« Oui » aux îles, mais pas à l’Union

Les élections législatives des 18 et 25 avril ont confirmé la domination des candidats des îles, au détriment de ceux de l’Union des Comores. Cette tendance apparaissait déjà en filigrane lors du scrutin de mars dernier. Certains craignent que les aspirations « indépendantistes » des Comoriens de la Grande-Comore, d’Anjouan et de Mohéli ne lèsent le processus de réconciliation des trois îles.

Ils ont dit « non » à la Convention pour le renouveau des Comores. Les électeurs de la Grande-Comore, d’Anjouan et de Mohéli ont largement supporté les candidats du « camp des îles », lors des élections législatives des 18 et 25 avril derniers, au détriment des représentants du pouvoir fédéral. Ce résultat s’inscrit dans la tendance qui a caractérisé le scrutin du mois de mars, où les Comoriens avaient déjà accordé leur préférence les « îliens ». D’aucuns pensent que les conséquences du rejet du pouvoir fédéral pourraient raviver les tensions entre les trois îles.

Ces élections étaient les premières depuis la création, en 2001, de l’Union des Comores, composée de la Grande-Comore, d’Anjouan et de Mohéli.

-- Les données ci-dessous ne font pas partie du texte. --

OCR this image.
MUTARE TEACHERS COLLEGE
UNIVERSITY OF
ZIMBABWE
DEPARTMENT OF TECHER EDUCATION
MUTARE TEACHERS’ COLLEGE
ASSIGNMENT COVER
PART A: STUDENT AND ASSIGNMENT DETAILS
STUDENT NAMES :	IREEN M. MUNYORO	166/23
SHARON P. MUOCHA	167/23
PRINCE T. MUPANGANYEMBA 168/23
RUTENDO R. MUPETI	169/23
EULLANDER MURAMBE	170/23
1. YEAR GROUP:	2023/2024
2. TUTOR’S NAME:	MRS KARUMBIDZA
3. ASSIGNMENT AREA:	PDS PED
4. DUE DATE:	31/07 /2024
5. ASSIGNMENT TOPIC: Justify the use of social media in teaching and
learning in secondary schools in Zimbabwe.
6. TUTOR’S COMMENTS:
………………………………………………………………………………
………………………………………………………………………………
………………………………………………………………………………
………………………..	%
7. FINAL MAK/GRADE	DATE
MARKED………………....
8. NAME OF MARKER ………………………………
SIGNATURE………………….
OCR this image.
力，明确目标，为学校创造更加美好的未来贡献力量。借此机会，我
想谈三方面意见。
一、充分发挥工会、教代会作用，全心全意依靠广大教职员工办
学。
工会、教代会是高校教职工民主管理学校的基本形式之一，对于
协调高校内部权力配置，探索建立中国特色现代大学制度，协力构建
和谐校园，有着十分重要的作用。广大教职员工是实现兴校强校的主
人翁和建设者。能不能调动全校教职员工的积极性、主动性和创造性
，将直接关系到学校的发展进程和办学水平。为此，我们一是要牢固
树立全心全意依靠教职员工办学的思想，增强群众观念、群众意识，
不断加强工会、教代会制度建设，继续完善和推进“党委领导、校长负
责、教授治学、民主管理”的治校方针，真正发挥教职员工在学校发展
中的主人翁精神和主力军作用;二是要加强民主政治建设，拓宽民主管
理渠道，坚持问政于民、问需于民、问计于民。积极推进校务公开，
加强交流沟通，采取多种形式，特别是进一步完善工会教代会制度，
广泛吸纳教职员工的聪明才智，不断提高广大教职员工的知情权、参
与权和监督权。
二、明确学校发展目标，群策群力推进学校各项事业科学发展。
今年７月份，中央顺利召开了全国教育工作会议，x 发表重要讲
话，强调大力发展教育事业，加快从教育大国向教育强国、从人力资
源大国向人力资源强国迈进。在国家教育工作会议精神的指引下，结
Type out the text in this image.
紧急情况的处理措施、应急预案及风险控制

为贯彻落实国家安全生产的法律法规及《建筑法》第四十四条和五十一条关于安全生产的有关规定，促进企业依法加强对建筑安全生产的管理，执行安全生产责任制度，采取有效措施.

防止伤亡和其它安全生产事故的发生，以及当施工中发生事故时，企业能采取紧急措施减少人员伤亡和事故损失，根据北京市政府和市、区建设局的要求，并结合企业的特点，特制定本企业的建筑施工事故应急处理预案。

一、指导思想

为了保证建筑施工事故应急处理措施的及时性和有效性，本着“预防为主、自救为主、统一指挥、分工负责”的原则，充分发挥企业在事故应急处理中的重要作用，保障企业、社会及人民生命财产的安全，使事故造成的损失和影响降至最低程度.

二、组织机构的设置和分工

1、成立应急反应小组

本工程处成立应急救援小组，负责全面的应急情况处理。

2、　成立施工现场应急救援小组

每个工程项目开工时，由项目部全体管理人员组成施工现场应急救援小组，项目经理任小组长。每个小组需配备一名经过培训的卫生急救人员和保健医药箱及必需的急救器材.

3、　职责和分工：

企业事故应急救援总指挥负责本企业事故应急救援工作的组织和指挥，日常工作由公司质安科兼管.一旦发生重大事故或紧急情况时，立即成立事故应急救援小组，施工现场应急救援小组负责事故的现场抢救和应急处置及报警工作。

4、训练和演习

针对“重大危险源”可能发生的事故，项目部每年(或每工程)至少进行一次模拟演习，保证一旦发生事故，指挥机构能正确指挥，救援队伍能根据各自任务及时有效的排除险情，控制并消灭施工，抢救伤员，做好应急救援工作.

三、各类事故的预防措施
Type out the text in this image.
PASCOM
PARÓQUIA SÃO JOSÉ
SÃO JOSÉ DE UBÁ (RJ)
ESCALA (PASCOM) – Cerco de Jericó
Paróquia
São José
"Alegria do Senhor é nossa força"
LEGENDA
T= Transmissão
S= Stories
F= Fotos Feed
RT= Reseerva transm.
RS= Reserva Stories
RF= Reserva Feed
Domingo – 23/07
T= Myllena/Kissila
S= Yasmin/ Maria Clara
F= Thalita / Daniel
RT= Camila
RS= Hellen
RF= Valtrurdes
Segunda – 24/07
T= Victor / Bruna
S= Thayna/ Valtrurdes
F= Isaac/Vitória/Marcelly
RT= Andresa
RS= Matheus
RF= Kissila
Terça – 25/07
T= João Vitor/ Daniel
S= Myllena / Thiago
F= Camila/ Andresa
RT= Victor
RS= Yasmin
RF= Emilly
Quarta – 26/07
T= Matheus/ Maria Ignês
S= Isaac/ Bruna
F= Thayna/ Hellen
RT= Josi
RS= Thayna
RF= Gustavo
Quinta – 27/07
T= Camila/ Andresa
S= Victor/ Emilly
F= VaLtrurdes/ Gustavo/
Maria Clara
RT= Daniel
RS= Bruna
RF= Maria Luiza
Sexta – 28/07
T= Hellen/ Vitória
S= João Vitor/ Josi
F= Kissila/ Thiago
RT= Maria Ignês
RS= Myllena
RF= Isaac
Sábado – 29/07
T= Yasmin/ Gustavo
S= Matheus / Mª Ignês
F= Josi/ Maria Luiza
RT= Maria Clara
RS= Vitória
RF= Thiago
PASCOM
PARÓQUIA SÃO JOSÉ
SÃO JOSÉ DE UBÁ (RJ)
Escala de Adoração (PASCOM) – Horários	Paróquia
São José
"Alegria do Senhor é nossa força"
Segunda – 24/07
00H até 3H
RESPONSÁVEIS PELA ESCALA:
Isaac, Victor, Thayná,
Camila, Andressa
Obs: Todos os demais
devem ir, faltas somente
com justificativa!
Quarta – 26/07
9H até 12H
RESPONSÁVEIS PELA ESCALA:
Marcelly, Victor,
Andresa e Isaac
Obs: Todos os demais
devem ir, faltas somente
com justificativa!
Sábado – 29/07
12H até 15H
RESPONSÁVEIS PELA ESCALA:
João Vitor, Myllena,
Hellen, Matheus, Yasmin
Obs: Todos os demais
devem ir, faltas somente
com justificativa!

Elles représentaient l’étape ultime du processus de réconciliation dans l’archipel de l’Océan Indien, en proie depuis 1997 à une crise séparatiste et institutionnelle. Environ 60% des électeurs se sont déplacés pour élire 18 des 33 députés qui siégeront au Parlement fédéral, les 15 autres devant être choisis par les élus des Assemblées des îles. Le scrutin s’est déroulé dans le calme. Il a toutefois été ponctué d’accusations d’irrégularités dans certaines circonscriptions et certains candidats ont indexé l’ingérence de la Commission d’homologation dans le processus électoral.

Vent d’indépendantisme

Selon les résultats presque définitifs, le recul de la Convention pour le renouveau des Comores (CRC), observé lors des élections de mars, s’est confirmé. Le CRC du Président de l’Union des Comores, Assoumani Azali, a remporté, dès le premier tour, trois sièges. Tous dans la Grande-Comore. Les « îliens » ont quant à eux raflé cinq sièges. Lors du second tour, ces derniers auraient encore glané cinq fauteuils sur les dix qui restaient. Un mois plus tôt, les « unionistes » avaient essuyé une défaite cinglante, lorsque les « îliens » avaient gagné 42 sièges des 55 sièges en jeu pour la constitution des Assemblées de chaque île.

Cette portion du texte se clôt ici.